Ministers have close relations with the unions which were forged by fighting together against Saddam. However, with nearly two-thirds of the state budget going on salaries as well as food rations, the dependency culture is a major obstacle to reviving the economy. There will be tough decisions as, for instance, they reform its free but ineffective higher education system which attracts 60% of those with baccalaureates. Or as people have to pay for other public services and pay taxes. Such “tough love” will inevitably be painful but is vital to diversify the economy and prepare an economic future when oil and gas reserves run out.

Whilst there is a sense of purpose in many ministries and in the unions, the Kurds have been dealt a very difficult hand by history and geography. They do not want to remain victims of their past but understandably fear more betrayals in the future.

The Kurdistan Region, as part of the wider federal Iraq, aims to help fashion a peaceful, democratic and secular future. Its success is in the interests of a peaceful and stable Middle East.
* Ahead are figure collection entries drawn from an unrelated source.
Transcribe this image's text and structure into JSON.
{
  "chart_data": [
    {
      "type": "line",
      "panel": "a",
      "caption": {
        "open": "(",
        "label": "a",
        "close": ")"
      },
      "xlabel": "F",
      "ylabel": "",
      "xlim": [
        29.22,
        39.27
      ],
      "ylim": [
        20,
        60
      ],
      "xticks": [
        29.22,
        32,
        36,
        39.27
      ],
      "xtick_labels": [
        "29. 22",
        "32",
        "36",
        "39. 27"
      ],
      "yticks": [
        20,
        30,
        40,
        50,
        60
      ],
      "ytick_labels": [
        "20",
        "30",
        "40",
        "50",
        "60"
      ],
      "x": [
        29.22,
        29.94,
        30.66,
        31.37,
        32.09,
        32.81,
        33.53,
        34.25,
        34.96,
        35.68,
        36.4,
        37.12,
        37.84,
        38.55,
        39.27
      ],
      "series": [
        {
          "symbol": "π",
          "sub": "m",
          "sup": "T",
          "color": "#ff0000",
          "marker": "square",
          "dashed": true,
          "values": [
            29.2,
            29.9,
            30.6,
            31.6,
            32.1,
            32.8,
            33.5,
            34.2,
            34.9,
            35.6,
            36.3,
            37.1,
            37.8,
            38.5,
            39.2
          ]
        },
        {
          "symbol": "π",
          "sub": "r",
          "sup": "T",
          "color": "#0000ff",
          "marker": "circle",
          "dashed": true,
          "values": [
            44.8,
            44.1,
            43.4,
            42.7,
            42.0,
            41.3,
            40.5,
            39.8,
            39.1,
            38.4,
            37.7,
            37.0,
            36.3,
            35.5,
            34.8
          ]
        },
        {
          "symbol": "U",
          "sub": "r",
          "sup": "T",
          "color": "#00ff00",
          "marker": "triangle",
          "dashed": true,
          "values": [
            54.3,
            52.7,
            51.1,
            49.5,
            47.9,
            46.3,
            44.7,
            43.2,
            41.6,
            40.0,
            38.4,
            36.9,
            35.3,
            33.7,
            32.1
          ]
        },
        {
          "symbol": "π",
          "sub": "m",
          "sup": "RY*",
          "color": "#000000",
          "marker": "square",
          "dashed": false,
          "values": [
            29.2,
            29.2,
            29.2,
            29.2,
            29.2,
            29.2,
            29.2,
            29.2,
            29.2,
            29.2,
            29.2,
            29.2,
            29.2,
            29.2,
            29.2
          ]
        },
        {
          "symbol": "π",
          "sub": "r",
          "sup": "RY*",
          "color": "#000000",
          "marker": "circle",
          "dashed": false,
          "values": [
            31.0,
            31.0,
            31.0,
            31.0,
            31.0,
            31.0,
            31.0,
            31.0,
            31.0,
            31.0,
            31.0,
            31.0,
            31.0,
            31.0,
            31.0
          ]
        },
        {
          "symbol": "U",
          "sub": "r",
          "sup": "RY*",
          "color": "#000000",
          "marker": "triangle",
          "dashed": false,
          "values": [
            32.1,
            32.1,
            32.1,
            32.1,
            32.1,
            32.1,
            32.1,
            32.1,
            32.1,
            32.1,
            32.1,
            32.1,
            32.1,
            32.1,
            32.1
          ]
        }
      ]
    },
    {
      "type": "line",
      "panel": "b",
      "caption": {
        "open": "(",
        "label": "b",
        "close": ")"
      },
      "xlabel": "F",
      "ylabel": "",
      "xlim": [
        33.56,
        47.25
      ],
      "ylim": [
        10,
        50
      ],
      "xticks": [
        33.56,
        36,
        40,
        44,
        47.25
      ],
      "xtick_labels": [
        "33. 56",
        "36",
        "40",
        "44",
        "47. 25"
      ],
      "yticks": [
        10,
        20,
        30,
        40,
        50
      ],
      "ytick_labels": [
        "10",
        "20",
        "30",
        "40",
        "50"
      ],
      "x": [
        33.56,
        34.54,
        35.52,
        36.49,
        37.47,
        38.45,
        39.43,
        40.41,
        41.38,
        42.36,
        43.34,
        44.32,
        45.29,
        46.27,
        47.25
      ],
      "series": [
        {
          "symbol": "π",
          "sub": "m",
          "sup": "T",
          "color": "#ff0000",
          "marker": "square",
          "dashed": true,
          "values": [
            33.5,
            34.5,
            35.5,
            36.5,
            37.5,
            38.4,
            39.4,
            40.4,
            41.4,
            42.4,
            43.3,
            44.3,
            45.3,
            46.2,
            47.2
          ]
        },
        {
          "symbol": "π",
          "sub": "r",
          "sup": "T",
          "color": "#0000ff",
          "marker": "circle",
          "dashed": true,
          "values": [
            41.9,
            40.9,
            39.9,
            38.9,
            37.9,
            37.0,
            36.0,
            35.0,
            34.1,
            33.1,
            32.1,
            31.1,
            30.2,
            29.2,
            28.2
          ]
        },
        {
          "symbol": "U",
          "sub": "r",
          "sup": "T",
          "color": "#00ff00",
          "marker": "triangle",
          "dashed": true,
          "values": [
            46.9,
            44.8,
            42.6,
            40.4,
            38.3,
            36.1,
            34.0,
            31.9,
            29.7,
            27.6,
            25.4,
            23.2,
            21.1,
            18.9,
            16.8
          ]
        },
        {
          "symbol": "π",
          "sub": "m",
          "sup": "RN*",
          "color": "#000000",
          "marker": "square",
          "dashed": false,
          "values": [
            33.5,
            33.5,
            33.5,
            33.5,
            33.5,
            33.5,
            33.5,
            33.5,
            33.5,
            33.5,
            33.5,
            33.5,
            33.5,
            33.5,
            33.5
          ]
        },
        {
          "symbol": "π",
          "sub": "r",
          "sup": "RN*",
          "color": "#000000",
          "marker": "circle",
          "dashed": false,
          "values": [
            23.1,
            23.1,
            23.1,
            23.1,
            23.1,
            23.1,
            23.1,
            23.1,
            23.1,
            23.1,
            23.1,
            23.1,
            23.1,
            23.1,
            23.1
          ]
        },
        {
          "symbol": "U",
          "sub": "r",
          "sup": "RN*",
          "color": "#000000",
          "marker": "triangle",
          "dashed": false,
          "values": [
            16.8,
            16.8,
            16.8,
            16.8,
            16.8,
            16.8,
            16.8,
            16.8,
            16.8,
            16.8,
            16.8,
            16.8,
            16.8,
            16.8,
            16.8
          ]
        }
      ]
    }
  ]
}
It’s perfectly feasible that the Kurdistan Region could become a moderate, liberal, secular, social democratic entity– one reason why it has so many potential enemies and deserves better friends.

Gary Kent visited Iraqi Kurdistan with the All-Party Parliamentary Group on the Kurdistan Region in Iraq

Gary Kent is a graduate of international relations. After spells in management in British Rail and the Co-Op he began work in parliament in 1987 where he was active for two decades on Anglo-Irish peace activity against terrorism and now as secretary of the all-party parliamentary group on the Kurdistan Region in Iraq, which he has visited 27 times since 2006. He used to be a columnist for Fortnight Magazine and writes a regular column for the Kurdish Rudaw outlet and many other publications.